Hi,
I need a regular expression that will match a word stem to that stem
PLUS all common suffixes.
'make' should match makes, meker, makings etc.
A slight twist is that I am using the Porter stemmer so some of the
stems are not real words.
An example is "say" which has the stem of 'sai'.
Here's what I'm using right now;
Pattern p =
Pattern.compile("\\b("+item+"{1,2}|(("+item+"{0})[eiy]?|\1))(es|er|e?d|en|y|ing||ness|ional)?s?\\b",
Pattern.CASE_INSENSITIVE);
"item" is the stem which I am trying to match in some unstemmed text.
match the item with the last letter possibly doubled
or
the item minus its last letter and optionally ending in i,y or e
but in that case only match the item{0} in \1
and
with any of the optional endings;es, er, ed, etc.
and
possibly ending in s (for makings, makers and the like.)

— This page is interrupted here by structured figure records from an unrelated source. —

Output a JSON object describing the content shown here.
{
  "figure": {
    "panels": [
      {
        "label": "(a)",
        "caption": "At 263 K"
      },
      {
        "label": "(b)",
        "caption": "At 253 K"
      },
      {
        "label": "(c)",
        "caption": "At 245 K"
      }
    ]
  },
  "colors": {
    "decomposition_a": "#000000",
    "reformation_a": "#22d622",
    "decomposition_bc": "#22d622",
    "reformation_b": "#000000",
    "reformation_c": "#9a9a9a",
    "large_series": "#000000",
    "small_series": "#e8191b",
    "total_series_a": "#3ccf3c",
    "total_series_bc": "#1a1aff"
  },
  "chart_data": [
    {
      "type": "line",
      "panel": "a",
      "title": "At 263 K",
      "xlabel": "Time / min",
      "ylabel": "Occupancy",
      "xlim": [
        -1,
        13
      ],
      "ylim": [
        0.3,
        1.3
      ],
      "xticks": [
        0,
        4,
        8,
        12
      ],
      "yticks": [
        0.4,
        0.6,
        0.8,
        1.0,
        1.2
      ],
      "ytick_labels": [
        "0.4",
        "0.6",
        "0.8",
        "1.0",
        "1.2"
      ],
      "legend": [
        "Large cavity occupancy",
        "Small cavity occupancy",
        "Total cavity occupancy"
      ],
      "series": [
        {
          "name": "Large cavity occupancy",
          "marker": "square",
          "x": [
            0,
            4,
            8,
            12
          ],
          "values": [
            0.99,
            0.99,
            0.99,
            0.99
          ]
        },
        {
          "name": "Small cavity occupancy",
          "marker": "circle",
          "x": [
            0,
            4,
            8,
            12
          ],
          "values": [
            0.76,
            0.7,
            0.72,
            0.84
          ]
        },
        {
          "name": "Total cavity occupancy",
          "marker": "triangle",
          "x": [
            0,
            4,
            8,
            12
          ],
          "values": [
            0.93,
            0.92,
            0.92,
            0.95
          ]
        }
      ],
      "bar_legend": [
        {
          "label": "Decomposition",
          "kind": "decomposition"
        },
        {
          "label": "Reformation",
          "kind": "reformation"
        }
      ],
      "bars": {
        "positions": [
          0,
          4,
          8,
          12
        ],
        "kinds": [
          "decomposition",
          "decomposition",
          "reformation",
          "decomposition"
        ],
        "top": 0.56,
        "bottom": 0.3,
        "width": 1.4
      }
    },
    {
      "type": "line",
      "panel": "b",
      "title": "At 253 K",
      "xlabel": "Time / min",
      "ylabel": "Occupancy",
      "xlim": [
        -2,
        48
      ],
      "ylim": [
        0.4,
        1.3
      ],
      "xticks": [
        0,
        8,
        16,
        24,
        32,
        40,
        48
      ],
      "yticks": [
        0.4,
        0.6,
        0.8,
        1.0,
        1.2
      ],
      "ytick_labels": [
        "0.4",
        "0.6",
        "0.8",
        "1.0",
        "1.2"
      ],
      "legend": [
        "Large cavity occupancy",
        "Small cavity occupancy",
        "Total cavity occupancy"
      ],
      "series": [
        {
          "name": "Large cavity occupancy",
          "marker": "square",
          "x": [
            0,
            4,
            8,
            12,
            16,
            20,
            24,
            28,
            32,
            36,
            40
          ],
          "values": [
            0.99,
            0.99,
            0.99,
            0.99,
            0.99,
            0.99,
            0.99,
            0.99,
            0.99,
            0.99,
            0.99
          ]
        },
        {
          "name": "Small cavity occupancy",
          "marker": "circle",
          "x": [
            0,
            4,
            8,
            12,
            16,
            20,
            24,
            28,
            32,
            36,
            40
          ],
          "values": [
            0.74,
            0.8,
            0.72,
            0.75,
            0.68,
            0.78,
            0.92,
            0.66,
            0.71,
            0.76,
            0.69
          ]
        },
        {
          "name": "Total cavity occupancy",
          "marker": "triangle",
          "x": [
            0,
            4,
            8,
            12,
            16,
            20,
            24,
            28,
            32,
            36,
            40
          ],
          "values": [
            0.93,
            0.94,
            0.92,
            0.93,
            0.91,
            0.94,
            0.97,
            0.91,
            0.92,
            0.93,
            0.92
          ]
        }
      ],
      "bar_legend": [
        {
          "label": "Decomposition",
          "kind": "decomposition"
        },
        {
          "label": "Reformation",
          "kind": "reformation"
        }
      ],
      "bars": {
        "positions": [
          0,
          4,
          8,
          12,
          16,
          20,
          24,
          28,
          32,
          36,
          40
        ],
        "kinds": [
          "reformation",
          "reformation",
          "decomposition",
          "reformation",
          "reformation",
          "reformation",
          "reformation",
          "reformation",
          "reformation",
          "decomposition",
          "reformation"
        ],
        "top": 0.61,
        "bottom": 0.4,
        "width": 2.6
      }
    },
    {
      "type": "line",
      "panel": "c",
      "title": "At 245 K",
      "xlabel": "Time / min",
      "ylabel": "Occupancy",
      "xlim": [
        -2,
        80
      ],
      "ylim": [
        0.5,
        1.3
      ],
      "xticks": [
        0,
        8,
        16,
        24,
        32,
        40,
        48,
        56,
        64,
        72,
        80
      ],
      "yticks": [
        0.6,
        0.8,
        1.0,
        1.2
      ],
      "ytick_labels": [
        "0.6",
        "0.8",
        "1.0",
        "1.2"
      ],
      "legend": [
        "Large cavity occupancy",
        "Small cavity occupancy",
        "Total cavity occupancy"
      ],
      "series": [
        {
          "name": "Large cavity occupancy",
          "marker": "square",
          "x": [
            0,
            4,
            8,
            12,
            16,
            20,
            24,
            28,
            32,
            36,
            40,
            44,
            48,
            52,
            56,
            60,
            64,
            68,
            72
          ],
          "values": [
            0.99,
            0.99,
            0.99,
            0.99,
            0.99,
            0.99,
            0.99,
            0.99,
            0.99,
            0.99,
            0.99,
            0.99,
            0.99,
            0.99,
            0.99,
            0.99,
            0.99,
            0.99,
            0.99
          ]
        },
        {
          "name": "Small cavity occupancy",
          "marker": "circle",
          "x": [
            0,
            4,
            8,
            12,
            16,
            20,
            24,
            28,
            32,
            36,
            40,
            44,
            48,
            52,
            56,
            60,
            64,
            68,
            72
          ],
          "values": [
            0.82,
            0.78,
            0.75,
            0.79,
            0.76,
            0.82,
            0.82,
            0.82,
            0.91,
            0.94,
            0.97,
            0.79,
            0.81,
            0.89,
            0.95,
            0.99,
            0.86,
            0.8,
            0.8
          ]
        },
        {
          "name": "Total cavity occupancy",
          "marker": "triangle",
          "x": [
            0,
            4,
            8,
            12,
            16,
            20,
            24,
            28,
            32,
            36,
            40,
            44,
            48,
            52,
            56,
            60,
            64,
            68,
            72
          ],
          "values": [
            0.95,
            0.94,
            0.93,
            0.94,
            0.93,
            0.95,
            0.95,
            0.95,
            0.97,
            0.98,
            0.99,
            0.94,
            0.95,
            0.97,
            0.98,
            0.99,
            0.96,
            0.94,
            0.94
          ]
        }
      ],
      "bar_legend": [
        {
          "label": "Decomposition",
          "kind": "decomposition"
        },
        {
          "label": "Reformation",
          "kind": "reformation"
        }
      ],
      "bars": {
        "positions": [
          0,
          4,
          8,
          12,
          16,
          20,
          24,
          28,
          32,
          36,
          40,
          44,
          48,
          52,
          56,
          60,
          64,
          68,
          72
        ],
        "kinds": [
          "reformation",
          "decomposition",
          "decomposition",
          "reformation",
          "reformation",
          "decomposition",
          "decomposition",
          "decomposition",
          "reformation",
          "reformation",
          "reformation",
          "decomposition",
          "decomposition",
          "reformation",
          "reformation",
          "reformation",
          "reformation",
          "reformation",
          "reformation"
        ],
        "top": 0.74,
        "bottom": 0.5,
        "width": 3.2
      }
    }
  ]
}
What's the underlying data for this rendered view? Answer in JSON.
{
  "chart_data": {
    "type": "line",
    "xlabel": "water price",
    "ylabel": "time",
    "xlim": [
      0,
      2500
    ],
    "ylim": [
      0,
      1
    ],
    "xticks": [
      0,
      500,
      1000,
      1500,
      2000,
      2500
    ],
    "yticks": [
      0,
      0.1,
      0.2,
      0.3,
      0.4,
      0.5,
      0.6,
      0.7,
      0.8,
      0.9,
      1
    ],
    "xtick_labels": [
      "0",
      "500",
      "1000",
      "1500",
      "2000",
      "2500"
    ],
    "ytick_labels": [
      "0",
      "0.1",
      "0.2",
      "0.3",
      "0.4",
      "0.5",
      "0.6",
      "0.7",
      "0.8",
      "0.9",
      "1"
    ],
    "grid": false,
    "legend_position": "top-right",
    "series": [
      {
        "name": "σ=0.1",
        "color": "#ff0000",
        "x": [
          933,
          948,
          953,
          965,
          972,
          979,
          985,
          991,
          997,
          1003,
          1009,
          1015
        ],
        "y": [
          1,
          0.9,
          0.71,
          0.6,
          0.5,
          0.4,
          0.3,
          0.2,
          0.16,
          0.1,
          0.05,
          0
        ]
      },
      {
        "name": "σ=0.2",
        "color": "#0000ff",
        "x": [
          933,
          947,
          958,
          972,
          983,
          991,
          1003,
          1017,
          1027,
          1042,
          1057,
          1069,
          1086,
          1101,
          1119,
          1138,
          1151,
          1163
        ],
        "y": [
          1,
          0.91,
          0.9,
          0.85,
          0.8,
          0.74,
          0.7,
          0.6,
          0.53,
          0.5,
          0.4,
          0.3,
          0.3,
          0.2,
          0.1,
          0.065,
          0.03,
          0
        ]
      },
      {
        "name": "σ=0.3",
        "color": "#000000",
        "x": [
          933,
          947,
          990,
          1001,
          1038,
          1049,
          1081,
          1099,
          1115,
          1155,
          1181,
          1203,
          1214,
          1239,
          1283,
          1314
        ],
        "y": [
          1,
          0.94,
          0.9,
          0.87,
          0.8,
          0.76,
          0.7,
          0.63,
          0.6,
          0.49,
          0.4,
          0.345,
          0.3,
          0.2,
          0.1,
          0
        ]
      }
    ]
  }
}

The trouble is that me regex matches things I don't want it to match
The stem 'sai' (say) matches 'sad', for example, because the
("+item+"{0})[eiy]?|\1 part strips the i off the end and tthen finds
that sa(e?d) is a match.
Thanks
P.
hiwa - 25 Aug 2006 23:46 GMT
duffy.paul@comcast.net のメッセージ:
> Hi,
>
[quoted text clipped - 32 lines]
> Thanks
> P.
If you have a hammer, you might see everything as nails.
But I'm afraid stem/suffix parsing issue is too complex a thing to be a
nail.
Principal weakness of regular expression is that it can't handle
conditionals.
Paul D - 26 Aug 2006 12:01 GMT
> duffy.paul@comcast.net のメッセージ:
>
[quoted text clipped - 39 lines]
> Principal weakness of regular expression is that it can't handle
> conditionals.
Thanks, I added conditionals for a few of the more common cases and it
works MUCH better. Still have a few unintentional matches: 'moth'
matches 'mother'. Breaking up the big regex into smaller pieces also
made if faster.
Paul D - 26 Aug 2006 16:52 GMT
>> duffy.paul@comcast.net のメッセージ:
>>
[quoted text clipped - 45 lines]
> matches 'mother'. Breaking up the big regex into smaller pieces also
> made if faster.
Actually, just testing that the search term and the candidate target
have the same Porter stem gives me what I need. The stems of mother and
moth are not the same.
Then the long regex can be replaced by a much fuzzier one:
"\\b"+item+"{0,1}[a-z]{0,10}\\b"
Chris Uppal - 26 Aug 2006 10:00 GMT
> I need a regular expression that will match a word stem to that stem
> PLUS all common suffixes.
Then you are out of luck...
Stemming is a complex, and highly heuristic, algorithm and is not a suitable
application for regexps. (Indeed, very little /is/ a suitable application for
regexps -- I wish they had never been added to the standard library).
-- chris